What is the internet’s most fundamental purpose if not the sharing of an unsolicited opinion? So here’s one: Winter salads are more delicious, more thrilling, even, than summer salads.
Don’t get me wrong, a platter of salted tomatoes in early August is a pleasure I never deny myself. A summer salad is a celebration of both simplicity and bounty, a chance to revel in what the present can offer. But a winter salad is a paragon of hope. However bleak the day may be, a vibrant medley of flavors and textures will get you through it.
As Melissa Clark wrote this week in a column dedicated to winter salads, the season’s adversity can be a gift. Here’s a case study in building a really good one.
Start with a sturdy base. Cruciferous vegetables — cabbage, cauliflower, kale, broccoli rabe, brussels sprouts, collards — are especially great for this. So, too, are chicories like endive and radicchio, as well as members of the carrot family, which includes carrots (obvious), fennel (less obvious) and celery (it makes sense when you think about it). Take a note from Kay Chun’s crunchy cauliflower salad, and combine any number of them. Or make like Melissa and prepare one vegetable two ways for a roasted and shredded brussels sprouts Caesar salad.
Reach for the unexpected. Offset the bite of your base with something earthy and soft, like mushrooms, or something bright and juicy, like citrus fruit or grapes. Don’t wait until summer to incorporate fruit — oranges are at their peak this time of year and add welcome sweetness to salads like Ali Slagle’s roasted broccoli rabe, white beans and burrata. A scattering of herbs or scallions also does the trick!
Incorporate warmth. A roasted vegetable, warm grains or some gently heated beans can turn a side salad into a proper meal. A warm element can come in any layer of your salad: Roast your sturdy base, as Hana Asbrink does for her roasted fennel and grape salad, or your supporting component, as Ali does in her kale and squash salad with almond-butter vinaigrette (more on that dressing in a sec).
Add something crunchy. Nuts and seeds frizzled in a little oil? I call those nature’s croutons. Cybelle Tondu uses them not only for crunch in her scrunched cabbage salad, but also for richness. And you could always, of course, top a salad with actual croutons.
Dress for success. The best dressings nail the ratio of fat (olive oil, sesame oil, nut oil) to acid (citrus juices, vinegars), and they usually incorporate an emulsifier (miso, mustard, nut butters, yogurt). Dressing does not need to be complicated to be delicious; in this creamy and vegan almond-butter vinaigrette, the nut butter is both the fat and the emulsifier, so you need only three ingredients (not including black pepper and water). When I made it for friends recently, everyone was blown away when they learned what was in it.
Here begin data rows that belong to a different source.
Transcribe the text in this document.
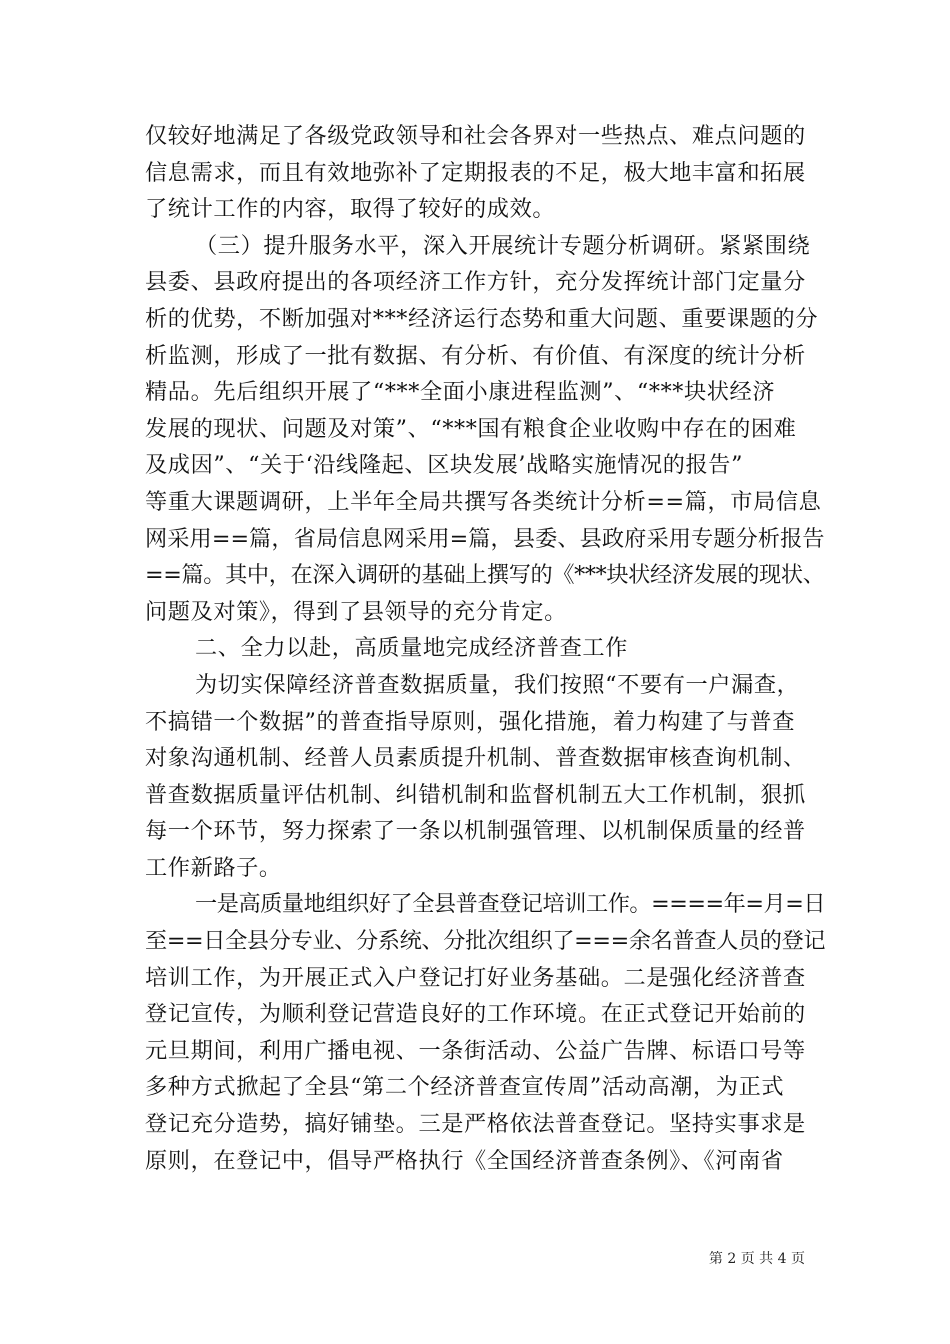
仅较好地满足了各级党政领导和社会各界对一些热点、难点问题的
信息需求，而且有效地弥补了定期报表的不足，极大地丰富和拓展
了统计工作的内容，取得了较好的成效。
（三）提升服务水平，深入开展统计专题分析调研。紧紧围绕
县委、县政府提出的各项经济工作方针，充分发挥统计部门定量分
析的优势，不断加强对***经济运行态势和重大问题、重要课题的分
析监测，形成了一批有数据、有分析、有价值、有深度的统计分析
精品。先后组织开展了“***全面小康进程监测”、“***块状经济
发展的现状、问题及对策”、“***国有粮食企业收购中存在的困难
及成因”、“关于‘沿线隆起、区块发展’战略实施情况的报告”
等重大课题调研，上半年全局共撰写各类统计分析==篇，市局信息
网采用==篇，省局信息网采用=篇，县委、县政府采用专题分析报告
==篇。其中，在深入调研的基础上撰写的《***块状经济发展的现状、
问题及对策》，得到了县领导的充分肯定。
二、全力以赴，高质量地完成经济普查工作
为切实保障经济普查数据质量，我们按照“不要有一户漏查，
不搞错一个数据”的普查指导原则，强化措施，着力构建了与普查
对象沟通机制、经普人员素质提升机制、普查数据审核查询机制、
普查数据质量评估机制、纠错机制和监督机制五大工作机制，狠抓
每一个环节，努力探索了一条以机制强管理、以机制保质量的经普
工作新路子。
一是高质量地组织好了全县普查登记培训工作。====年=月=日
至==日全县分专业、分系统、分批次组织了===余名普查人员的登记
培训工作，为开展正式入户登记打好业务基础。二是强化经济普查
登记宣传，为顺利登记营造良好的工作环境。在正式登记开始前的
元旦期间，利用广播电视、一条街活动、公益广告牌、标语口号等
多种方式掀起了全县“第二个经济普查宣传周”活动高潮，为正式
登记充分造势，搞好铺垫。三是严格依法普查登记。坚持实事求是
原则，在登记中，倡导严格执行《全国经济普查条例》、《河南省
第 2 页 共 4 页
Ellen wants to make a buckwheat galette; Vicky wants to have one small dinner party every month, and did so a few Sundays ago; Ruth wants to waste less food and get creative with leftovers; and Harriet wants to build a repertoire of vegan desserts.
And I loved this, from Barbara: “My cooking resolution is simple: Make easy, tasty, homemade vegetarian meals for my household of one, me. Who could be more important for me to nurture and nourish? It’s like putting on one’s own oxygen mask before helping others.”